むかし友人が、アルレッティのおばさん顔が、男たちを恋の虜にして人生を翻弄させる美女に見えないと言ってたので、彼女はダヴィンチの「モナリザの微笑」だよ、似てるだろ? と話したら俄然納得したようだった。
第二部で伯爵の囲われ者になってからは、凛とした気品と風格を漂わせ、彼女は女神になる。

かっこいいのは、無頼の男ラスネールだ。伯爵を殺したあとの行動にしびれる。彼を蔑む伯爵に「劇は今まさに進行中なのだ」と啖呵を切ってカーテンをひく場面もかっこよかった。

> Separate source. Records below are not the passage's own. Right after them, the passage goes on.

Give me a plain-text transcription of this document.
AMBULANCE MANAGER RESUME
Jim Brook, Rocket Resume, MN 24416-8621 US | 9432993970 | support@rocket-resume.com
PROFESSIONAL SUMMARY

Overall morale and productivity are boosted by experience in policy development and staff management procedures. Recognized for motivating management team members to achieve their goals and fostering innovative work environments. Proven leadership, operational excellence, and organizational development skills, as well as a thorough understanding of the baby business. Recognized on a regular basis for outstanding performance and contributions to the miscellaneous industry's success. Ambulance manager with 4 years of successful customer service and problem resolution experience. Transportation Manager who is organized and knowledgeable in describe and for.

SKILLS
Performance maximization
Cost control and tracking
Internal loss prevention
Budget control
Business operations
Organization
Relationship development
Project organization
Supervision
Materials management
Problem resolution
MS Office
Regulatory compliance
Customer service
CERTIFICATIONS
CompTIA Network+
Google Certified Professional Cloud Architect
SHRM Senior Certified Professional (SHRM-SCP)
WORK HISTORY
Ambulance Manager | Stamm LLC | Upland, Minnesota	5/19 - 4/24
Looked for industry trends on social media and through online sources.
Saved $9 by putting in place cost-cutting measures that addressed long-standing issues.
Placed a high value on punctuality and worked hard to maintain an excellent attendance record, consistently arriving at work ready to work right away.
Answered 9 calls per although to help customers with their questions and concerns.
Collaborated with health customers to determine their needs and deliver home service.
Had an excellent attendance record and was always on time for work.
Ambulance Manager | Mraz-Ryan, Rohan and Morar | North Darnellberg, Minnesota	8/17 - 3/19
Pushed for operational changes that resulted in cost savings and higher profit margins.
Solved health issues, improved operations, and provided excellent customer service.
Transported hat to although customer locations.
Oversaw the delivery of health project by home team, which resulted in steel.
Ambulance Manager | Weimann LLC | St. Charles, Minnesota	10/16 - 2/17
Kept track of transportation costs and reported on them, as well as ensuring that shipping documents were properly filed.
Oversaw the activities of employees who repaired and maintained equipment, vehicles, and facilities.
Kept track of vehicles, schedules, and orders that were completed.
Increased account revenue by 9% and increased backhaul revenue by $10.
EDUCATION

悪党であっても友人は警察に売らない、第一部幕引きのガランスもかっこよかったなあ。うん、みんなかっこいい。

大勢の白い服に呑み込まれて身動きできなくなるバチストのラストシーンが、めちゃくちゃシュール! 自分自身に埋没しちゃったんだな。

しかしこの映画を語るうえで最も重要なのは、登場人物で唯一欠点を持たないのはガランスだけということ。彼女は最後までブレない。裸で桶に入っているときも、ルメートルに執拗に口説かれているときも、伯爵の囲い者になっているときも、5年ぶりに再会したバチストと一夜を共にしたときも、そのあとナタリーが下宿屋にやってきたときも、彼女はブレない。哀しみや苦しみや、悩みを表情に見せない。他の登場人物がみんな、感情のおもむくまま行動しているから、それが際立って分かる。ガランスはしなやかに、したたかに強い。
ガランスが象徴しているのはフランスそのもの。自由、平等、友愛。

ガランスは、天井桟敷の人々を「みんなを愛している」。

第2次世界大戦中、ナチス占領下のパリを逃れ、非占領地区の南フランス・ニースに集まった映画人・演劇人が、6000万フラン(16億円)をかけて製作した贅沢きわまる超大作。世界各国の映画ジャーナリズムによるオールタイムベストで常に上位ランクされる、正真正銘、問答無用、至高の名作。

こんなにも豊かな映画が、今後作られることはあるのだろうか。